Le président de la Refondation de la République, le colonel Michael Randrianirina, a réagi aux déclarations de Marc Ravalomanana, qui affirmait la veille que « les dirigeants actuels doivent reconnaître qu’ils ne sont plus dans un cadre légal, car ils sont déjà sortis de la Constitution ». Une sortie médiatique faite dans un contexte diplomatique, alors que le président fondateur du TIM venait d’évoquer ce point lors d’une rencontre avec la SADC, appelant à clarifier le mode de gouvernance du pays et à établir un calendrier précis menant aux prochaines élections.

Le colonel Randrianirina s’est défendu face à ces propos de l’ancien président. « Qu’il explique en quoi consiste cette sortie de la Constitution, qu’il ne fasse pas d’affirmations gratuites », a-t-il déclaré. Selon lui, l’argument d’une illégalité du pouvoir transitoire ne tient pas, dans la mesure où « toutes les institutions sont présentes » et que le pouvoir actuel découle d’un cadre validé par la Haute Cour Constitutionnelle (HCC).

Le président de la Refondation insiste sur le rôle central de cette institution, qu’il qualifie de régulatrice : « C’est la HCC, par son pouvoir régulateur, qui nous a donné le pouvoir », affirme-t-il.

Le colonel Randrianirina renvoie ainsi Marc Ravalomanana vers la HCC, rappelant l’existence d’une décision rendue en novembre qui, selon lui, établit clairement que l’organisation des élections ne pouvait pas se faire en seulement deux mois. Cette décision aurait, d’après le président de la Refondation, permis de dégager le temps nécessaire pour préparer le scrutin. Le régime transitoire se serait ensuite fixé une période de deux ans pour mettre en œuvre un ensemble de réformes majeures, incluant l’organisation de l’élection présidentielle, un référendum sur la Constitution, ainsi qu’une concertation nationale destinée à bâtir les bases de la nouvelle République.
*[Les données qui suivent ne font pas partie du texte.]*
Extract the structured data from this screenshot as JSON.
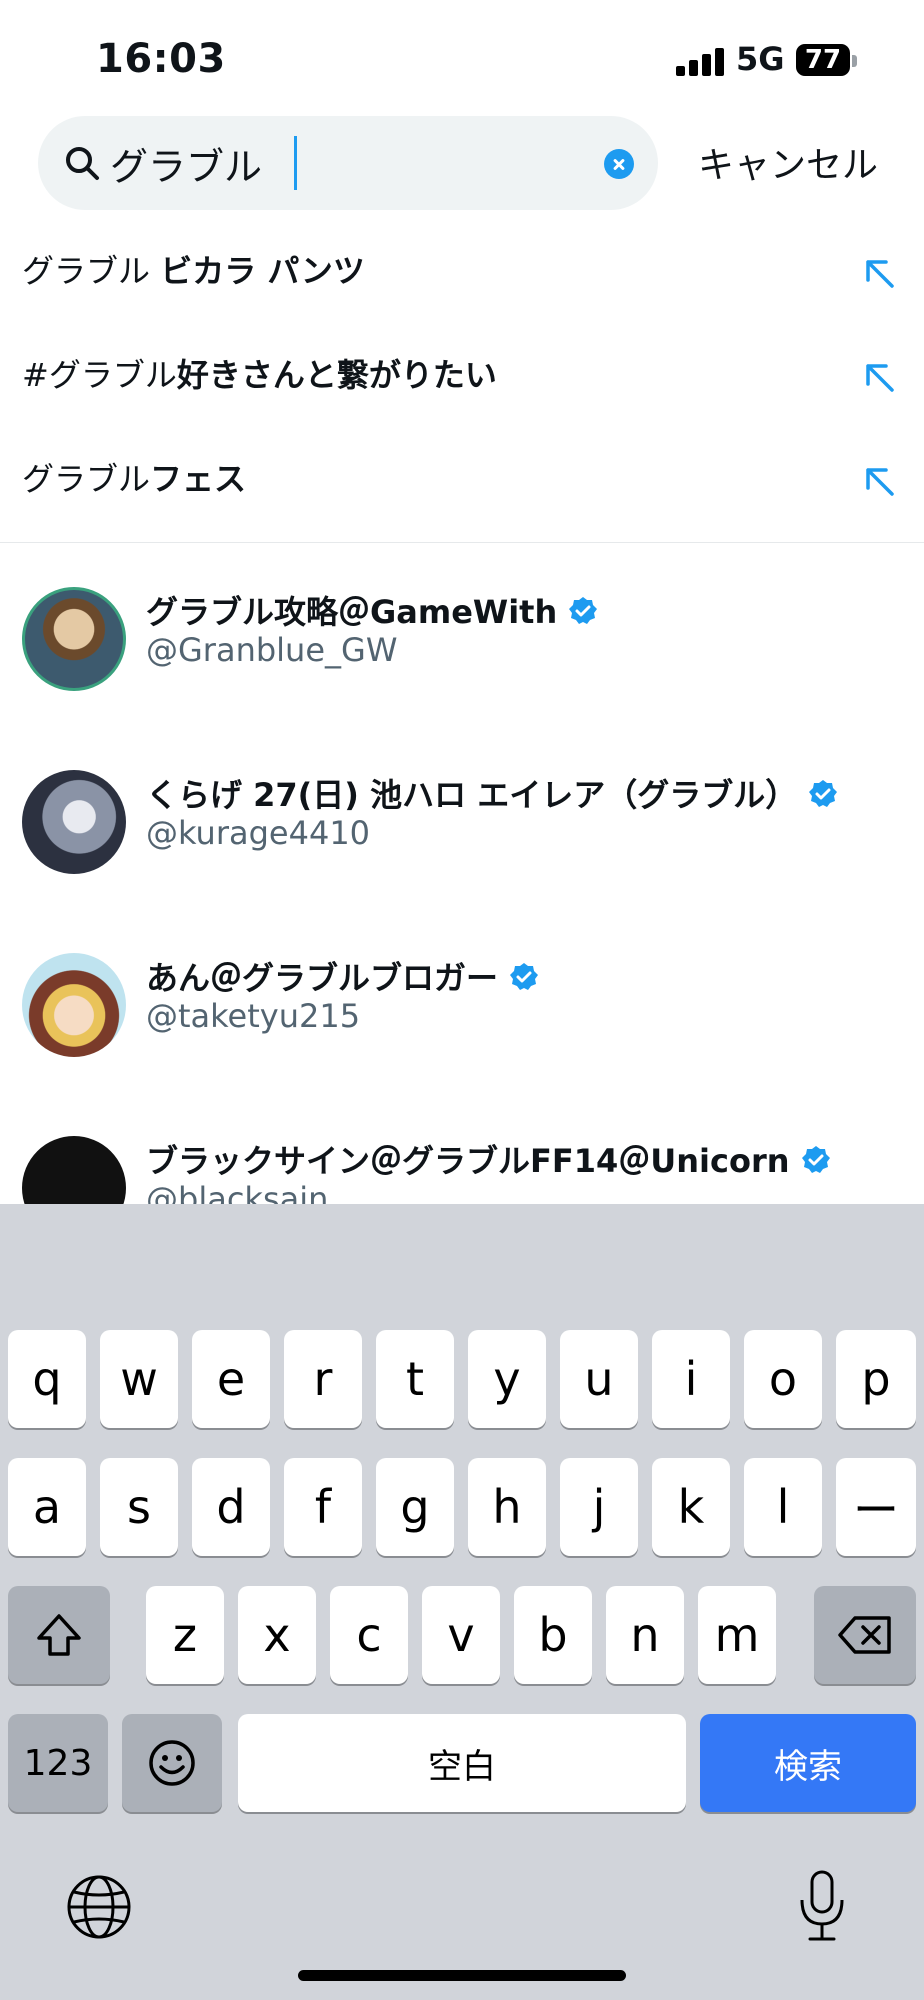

Les propos de Marc Ravalomanana interviennent toutefois dans un climat politique déjà chargé, alimenté par des rumeurs persistantes autour d’un éventuel projet visant à porter à 75 ans l’âge limite pour se présenter à l’élection présidentielle. Une mesure qui, si elle venait à être adoptée, pourrait exclure de facto l’ancien chef de l’État, aujourd’hui âgé de plus de 75 ans. Dans le même temps, le parti TIM semble déjà engagé dans une dynamique de préparation électorale, se présentant comme un acteur incontournable et un favori potentiel de la prochaine présidentielle.
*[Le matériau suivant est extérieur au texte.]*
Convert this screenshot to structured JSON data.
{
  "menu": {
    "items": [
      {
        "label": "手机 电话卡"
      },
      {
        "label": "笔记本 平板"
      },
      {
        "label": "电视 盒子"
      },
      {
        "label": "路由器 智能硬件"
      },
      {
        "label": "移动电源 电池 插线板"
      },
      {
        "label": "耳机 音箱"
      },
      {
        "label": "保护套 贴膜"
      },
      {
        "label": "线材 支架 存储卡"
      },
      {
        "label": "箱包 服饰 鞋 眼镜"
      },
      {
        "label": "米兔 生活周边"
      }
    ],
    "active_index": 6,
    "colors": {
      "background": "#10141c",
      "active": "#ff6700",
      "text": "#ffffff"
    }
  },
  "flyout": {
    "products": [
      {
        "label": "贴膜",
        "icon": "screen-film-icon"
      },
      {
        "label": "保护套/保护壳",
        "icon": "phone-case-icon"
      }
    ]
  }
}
Cette séquence révèle une tension grandissante entre le TIM et le pouvoir transitoire, malgré des déclarations antérieures plus conciliantes. Il y a seulement quelques semaines, Marc Ravalomanana a pourtant affirmé que son parti soutenait le régime de transition. Mais depuis, les relations se sont visiblement détériorées. La cheffe de la Région d’Analamanga, Clémence Raharinirina, a récemment attaqué frontalement le TIM, visant également Marc Ravalomanana et son fils Tojo Ravalomanana, qu’elle accuse de ne pas avoir été présent sur le terrain lors du dernier mouvement de contestation qui a conduit à la chute de Rajoelina.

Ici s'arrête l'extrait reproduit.